Shooting film is a denial of the instant gratification you get when you shoot digital and there’s something that feels more important about it. I’m still taking dumb shots of a french fry or something on my phone… but that detritus is now separate from the moment I caught of my daughter noticing our dog for the first time. One will be deleted the next time I upgrade my phone, and one will live on, on real paper and I’ll hand it to her one day and say, “Here’s when you noticed your dog for the first time.” And of course that’s only true if I actually captured that moment — I won’t know until I send it off for development. There’s something at stake in that and it’s kinda refreshing. But in a way it makes that moment tangible, too. And since it’s not on the phone, it separates it and elevates it from so much drivel.

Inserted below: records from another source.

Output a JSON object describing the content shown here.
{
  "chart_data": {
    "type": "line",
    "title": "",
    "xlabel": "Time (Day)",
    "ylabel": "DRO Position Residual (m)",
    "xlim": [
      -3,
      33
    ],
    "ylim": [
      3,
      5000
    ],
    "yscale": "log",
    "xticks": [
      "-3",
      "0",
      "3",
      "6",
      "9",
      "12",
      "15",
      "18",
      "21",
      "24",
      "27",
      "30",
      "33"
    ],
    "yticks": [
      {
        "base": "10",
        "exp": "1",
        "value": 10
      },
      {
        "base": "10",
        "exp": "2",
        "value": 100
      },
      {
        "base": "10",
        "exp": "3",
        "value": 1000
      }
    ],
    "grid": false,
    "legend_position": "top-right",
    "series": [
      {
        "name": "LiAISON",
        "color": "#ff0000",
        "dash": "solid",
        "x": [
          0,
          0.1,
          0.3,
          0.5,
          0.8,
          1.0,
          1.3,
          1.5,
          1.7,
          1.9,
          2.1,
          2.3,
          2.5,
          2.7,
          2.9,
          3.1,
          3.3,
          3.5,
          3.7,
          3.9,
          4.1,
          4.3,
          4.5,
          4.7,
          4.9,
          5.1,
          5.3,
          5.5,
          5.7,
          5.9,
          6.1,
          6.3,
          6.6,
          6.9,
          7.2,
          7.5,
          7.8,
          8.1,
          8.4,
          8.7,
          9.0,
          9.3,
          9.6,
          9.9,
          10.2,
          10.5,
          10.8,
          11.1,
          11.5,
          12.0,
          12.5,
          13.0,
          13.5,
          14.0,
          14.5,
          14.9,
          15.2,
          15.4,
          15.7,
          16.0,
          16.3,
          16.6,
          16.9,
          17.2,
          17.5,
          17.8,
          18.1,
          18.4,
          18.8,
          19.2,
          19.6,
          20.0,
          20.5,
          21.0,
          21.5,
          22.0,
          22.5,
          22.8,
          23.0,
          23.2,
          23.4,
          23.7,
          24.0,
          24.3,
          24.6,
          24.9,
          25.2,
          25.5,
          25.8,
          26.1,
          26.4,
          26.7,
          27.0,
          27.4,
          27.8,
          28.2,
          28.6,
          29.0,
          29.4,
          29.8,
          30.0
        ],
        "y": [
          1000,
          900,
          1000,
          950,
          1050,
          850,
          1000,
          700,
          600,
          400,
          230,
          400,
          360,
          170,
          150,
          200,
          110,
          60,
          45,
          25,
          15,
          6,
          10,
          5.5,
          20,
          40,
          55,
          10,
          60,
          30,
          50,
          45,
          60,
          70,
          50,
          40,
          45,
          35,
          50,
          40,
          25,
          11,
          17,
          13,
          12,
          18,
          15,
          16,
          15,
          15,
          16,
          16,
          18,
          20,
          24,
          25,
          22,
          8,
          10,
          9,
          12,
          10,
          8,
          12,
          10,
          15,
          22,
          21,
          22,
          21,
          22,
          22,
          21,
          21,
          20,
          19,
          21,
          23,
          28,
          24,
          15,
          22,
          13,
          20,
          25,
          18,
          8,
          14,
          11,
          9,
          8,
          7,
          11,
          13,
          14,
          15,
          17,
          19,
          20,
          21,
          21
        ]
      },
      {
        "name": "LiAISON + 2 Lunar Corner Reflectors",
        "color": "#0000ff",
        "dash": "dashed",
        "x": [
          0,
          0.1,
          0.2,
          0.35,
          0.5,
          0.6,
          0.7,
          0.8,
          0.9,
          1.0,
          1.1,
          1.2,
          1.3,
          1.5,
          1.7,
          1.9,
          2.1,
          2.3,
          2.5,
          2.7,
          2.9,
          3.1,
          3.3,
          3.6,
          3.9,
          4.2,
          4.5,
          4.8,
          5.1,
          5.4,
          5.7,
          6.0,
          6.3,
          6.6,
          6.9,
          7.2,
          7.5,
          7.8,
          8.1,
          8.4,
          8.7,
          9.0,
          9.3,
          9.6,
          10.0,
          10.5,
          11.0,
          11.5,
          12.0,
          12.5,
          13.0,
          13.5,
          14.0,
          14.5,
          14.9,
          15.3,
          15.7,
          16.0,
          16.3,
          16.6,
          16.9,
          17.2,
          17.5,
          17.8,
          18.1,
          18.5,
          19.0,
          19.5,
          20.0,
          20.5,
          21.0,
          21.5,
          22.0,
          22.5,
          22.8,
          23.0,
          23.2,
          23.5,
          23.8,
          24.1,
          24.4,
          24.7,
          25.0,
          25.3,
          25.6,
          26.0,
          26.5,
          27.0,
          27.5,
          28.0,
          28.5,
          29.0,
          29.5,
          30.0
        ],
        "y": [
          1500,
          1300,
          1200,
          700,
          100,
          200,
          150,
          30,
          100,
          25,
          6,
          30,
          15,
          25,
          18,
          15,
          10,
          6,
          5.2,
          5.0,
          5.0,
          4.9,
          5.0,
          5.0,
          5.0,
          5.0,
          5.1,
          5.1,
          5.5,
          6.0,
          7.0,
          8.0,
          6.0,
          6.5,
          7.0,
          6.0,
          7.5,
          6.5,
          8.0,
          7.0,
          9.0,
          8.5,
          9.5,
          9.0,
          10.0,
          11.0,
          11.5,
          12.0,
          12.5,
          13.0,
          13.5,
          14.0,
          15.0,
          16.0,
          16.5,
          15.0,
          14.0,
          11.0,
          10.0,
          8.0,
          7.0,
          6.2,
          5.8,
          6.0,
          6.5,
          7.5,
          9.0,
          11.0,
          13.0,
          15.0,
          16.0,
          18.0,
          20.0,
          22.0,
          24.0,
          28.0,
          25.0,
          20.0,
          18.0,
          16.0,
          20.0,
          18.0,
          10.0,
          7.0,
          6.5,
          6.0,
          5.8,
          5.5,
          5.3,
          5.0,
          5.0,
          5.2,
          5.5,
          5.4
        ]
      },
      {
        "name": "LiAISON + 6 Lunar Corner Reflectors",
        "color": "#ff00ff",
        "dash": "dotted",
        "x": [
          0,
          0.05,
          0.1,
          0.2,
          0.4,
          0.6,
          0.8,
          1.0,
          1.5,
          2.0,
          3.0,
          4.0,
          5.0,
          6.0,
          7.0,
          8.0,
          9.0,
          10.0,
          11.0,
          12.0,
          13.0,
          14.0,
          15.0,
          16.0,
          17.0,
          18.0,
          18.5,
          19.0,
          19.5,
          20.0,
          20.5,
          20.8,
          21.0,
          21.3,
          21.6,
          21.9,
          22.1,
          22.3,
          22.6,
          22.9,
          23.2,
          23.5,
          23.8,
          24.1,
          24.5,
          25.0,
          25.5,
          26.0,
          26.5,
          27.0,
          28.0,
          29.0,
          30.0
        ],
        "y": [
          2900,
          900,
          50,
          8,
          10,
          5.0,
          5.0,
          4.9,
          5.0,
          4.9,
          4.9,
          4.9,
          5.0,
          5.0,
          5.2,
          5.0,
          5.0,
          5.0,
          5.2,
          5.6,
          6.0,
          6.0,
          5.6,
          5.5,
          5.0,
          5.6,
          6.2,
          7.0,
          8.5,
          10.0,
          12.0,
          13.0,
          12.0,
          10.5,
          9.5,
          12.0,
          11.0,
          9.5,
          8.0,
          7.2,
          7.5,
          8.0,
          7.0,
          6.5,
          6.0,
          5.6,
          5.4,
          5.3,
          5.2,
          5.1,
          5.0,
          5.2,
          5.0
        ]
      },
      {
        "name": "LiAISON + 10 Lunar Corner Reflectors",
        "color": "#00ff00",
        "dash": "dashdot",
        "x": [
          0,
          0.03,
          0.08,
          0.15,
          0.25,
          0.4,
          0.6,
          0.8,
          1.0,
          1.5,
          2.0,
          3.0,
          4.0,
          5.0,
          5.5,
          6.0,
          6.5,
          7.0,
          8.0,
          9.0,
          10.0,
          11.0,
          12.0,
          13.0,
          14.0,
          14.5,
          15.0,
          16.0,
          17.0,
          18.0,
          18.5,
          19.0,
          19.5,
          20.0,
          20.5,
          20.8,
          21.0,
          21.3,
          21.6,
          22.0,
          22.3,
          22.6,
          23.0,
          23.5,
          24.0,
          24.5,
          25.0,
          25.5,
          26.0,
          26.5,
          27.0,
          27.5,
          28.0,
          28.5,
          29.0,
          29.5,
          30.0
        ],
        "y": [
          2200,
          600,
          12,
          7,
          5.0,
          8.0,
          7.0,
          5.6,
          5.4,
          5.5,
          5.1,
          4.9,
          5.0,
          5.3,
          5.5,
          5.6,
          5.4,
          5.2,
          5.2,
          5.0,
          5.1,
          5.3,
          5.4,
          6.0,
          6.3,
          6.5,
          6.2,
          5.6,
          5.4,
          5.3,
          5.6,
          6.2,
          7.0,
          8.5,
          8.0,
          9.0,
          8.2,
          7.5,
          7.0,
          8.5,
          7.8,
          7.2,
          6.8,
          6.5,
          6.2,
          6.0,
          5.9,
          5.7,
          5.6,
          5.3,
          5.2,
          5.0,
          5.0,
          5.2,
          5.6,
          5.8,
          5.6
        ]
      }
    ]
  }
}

Tell us more about your interest in food.
I have a food blog at icamehereforthefood.com. I generally try to write on that once or twice a month. I have a couple of blogs and a newsletter. I generally consider them arenas for “practice.” The food blog especially so. I do review food there, but more interestingly to me is the sort of cultural critique element of it. I have found food, thanks to the influence of Anthony Bourdain (r.i.p.), as an avenue to think and write about anything in life. It’s an exercise in subversiveness. Also with an element of everyman curiosity. I recently wrote about Braum’s because Lubbock opened several new ones that have been attracting multitudes. What does that say about the state of things? Lol.
What is something not everyone knows about you?
- I play guitar. I brew beer and Kombucha.
- A book I ghost-wrote recently got picked up by an agent and published and the “author” has been on a few podcasts and radio shows for it.
- I rode a Greyhound bus to Wyoming a few years ago and went backpacking for eight days.
- I almost got my major in economics, which means I'm about eight credits away from not ever getting to know anyone at Primitive.
- I used to read my dad’s Tom Clancy and Michael Crichton books in like the 4th grade. I barely understood any of it, but I finished them and loved using the dictionary and context clues to try to gain understanding.
Who do you admire?
My wife – hard. Having a baby just really opens your eyes to the pure bossness women possess. And I’m not saying I never knew it before, but having a child peels back a whole new beautiful layer and It’s impossible to have seen that any other way. Just witnessing the patience and endurance and the tenderness; it’s superhuman.
What is your secret to success?
Am I successful? What is success?
This question assumes a lot, but...I just keep showing up.